3) right mindfulness and right concentration provide instruction in meditation. 

1. Right View
A true understanding of how reality and suffering are intertwined.

2. Right Resolve
The aspiration to act with correct intention, doing no harm.

3. Right Speech
Abstaining from lying, and divisive or abusive speech.

4. Right Action
Acting in ways that do not cause harm, such as not taking life, not stealing, and not engaging in sexual misconduct.

5. Right Livelihood
Making an ethically sound living, being honest in business dealings.

6. Right Effort
Endeavoring to give rise to skillful thoughts, words, and deeds and renouncing unskillful ones.

7. Right Mindfulness
Being mindful of one’s body, feelings, mind, and mental qualities.

8. Right Concentration
Practicing skillful meditation informed by all of the preceding seven aspects.

And anyone who has taken their yoga practice off the mat has inevitably heard the phrase, “The Eight Limbs of Yoga”.  The first confusion arises when deciding how to pronounce Patanjali.  It’s fairly easy to spot someone new to esoteric yoga by their enthusiastic stress on the the first and third syllables….  Generally, the next confusion is wondering whether there is any correspondence between Patanjali’s magic eight the Buddha’s magic eight.

The first two limbs of yoga are the ethical guidelines, and the remaining six are all aimed toward the development of a meditative practice.  The meditative practice culminates in Samhadi, which is the blissful union with all, and dissolution of individual self.

The eight limbs of yoga according to Patanjali

yamas: restraints, precepts, tenets, guides, compass

niyamas: observances, comportment in the world

āsana: physical postures as preparation for sitting

prānāyāma: moving and controlling the breath

pratyāhāra: withdrawal of the senses

dhārāna: concentration on a focal object

dhyāna: meditation without focal object. Sitting.
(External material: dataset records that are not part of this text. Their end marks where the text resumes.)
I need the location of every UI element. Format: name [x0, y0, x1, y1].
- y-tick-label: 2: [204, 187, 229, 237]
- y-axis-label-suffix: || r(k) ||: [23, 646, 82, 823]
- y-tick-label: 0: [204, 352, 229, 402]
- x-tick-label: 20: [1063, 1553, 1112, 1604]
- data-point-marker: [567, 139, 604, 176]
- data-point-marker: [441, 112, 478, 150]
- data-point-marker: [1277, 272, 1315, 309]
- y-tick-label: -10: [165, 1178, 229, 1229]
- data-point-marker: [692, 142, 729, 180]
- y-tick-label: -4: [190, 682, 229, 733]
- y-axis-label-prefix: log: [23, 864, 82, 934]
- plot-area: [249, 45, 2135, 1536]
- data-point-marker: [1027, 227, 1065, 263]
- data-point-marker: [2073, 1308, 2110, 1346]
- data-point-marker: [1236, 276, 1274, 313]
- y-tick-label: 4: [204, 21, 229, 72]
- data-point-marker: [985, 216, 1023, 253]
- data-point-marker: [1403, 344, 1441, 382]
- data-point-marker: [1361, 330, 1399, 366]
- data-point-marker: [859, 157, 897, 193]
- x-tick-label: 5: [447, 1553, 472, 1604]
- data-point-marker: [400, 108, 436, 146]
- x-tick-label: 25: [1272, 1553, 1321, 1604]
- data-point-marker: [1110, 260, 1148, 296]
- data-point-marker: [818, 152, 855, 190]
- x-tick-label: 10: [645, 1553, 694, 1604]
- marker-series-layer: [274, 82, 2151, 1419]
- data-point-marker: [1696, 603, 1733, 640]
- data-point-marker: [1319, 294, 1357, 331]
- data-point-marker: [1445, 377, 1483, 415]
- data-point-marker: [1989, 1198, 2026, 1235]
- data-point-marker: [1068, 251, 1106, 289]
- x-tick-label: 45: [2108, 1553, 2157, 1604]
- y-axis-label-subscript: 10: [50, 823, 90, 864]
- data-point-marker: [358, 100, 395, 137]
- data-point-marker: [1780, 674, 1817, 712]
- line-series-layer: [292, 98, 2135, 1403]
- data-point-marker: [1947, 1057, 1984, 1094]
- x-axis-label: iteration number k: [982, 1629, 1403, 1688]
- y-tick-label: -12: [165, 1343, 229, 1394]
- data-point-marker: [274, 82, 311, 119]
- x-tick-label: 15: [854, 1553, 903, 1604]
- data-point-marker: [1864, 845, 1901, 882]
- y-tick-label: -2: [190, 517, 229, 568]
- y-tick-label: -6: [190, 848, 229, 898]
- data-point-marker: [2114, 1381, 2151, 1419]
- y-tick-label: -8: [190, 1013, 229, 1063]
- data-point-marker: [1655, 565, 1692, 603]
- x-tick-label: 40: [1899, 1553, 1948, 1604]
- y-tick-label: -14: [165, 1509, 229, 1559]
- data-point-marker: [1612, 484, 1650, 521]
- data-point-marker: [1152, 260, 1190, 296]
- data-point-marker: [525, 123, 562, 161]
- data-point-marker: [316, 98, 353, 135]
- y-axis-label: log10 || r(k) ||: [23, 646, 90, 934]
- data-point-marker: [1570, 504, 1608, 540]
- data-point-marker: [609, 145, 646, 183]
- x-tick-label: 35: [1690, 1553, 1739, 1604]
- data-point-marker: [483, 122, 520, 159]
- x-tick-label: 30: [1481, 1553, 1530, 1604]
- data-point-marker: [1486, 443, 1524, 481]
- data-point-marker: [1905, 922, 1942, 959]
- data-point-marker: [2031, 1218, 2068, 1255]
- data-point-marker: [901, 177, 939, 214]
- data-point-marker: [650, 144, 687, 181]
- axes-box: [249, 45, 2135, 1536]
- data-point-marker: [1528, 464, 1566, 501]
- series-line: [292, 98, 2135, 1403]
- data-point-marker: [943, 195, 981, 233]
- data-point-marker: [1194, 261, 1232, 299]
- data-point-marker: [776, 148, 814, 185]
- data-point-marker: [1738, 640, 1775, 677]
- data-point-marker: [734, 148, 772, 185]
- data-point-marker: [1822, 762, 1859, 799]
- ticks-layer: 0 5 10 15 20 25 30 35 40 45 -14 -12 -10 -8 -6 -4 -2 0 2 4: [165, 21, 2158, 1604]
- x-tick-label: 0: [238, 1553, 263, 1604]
samadhi: pure absorption without self

The 8 limbs of yoga map imperfectly upon the eightfold path of Buddhism, but there is a telling resonance.  Both include a scant handful of moral precepts and a stong, multi-legged development of the contemplative practices. I think for myself I like a mix-n-match patchwork, including the physical meditation of asana from yoga, and Right View from Buddhism.  Right View strikes me as code for the “two wings” of clear seeing and compassion.  Those two things, meditative movement and the balancing of brave honesty with brave tenderness, are the core of my personal spiritual practice.

What, then, of the rest of Buddhism?  Two major tenets of Buddhism that I struggle with are the lack of boundaries and the dedication of service to others.  The scripture most frequently recited by eastern Buddhists – from the Heart Sutra – is “form is emptiness, emptiness is form.”  My Western understanding of that riddle is that we are the form, but we are in no way separate from everything else – our form is truly non-existent, or empty.

The western interpretation of Buddhism ties itself into philosophical pretzels trying to incorporate our cult of individuality.  Western Buddhism would preserve the self, even while it is apparently dissolved into everything that is not self.  However, I am not sure how to reconcile that with eastern Buddhism, which clearly encourages the idea that while we are each a wave, we are all also water.  This troubles me, and it seems to also trouble many Westerners.  Western Buddhism (Buddhism 4.0?) reassures us that our precious individuality remains intact, that we maintain our separate self in the midst of union.  As a card-carrying member of the Individualist Party, this is the interpretation of Buddhism that lets me sleep at night.  But I am not sure that this interpretation really embodies the spirit of the original Buddhism.

Another major tenet of Buddhism is the Bodhisattva ideal.  The Bodhisattva ideal is personally to achieve enlightenment but then delay transcendence, to stay on this material plane to be of benefit to others.  This ideal of service is strongly linked to the dissolution of self.  The primacy of others over oneself. 

As a youngster, I used to hold those values – wholly porous boundaries and a mentality of service – but as I grow older, I am not so sure.  I wrestle with both.  But I love trying to think like eastern Buddhists because they aim towards non-dual thinking, which is a fabulous antidote to the relentless Western dichotomies.  I would say I enjoy brief swims in the non-dual sea, before I climb out, dry myself carefully and apply my boundaries.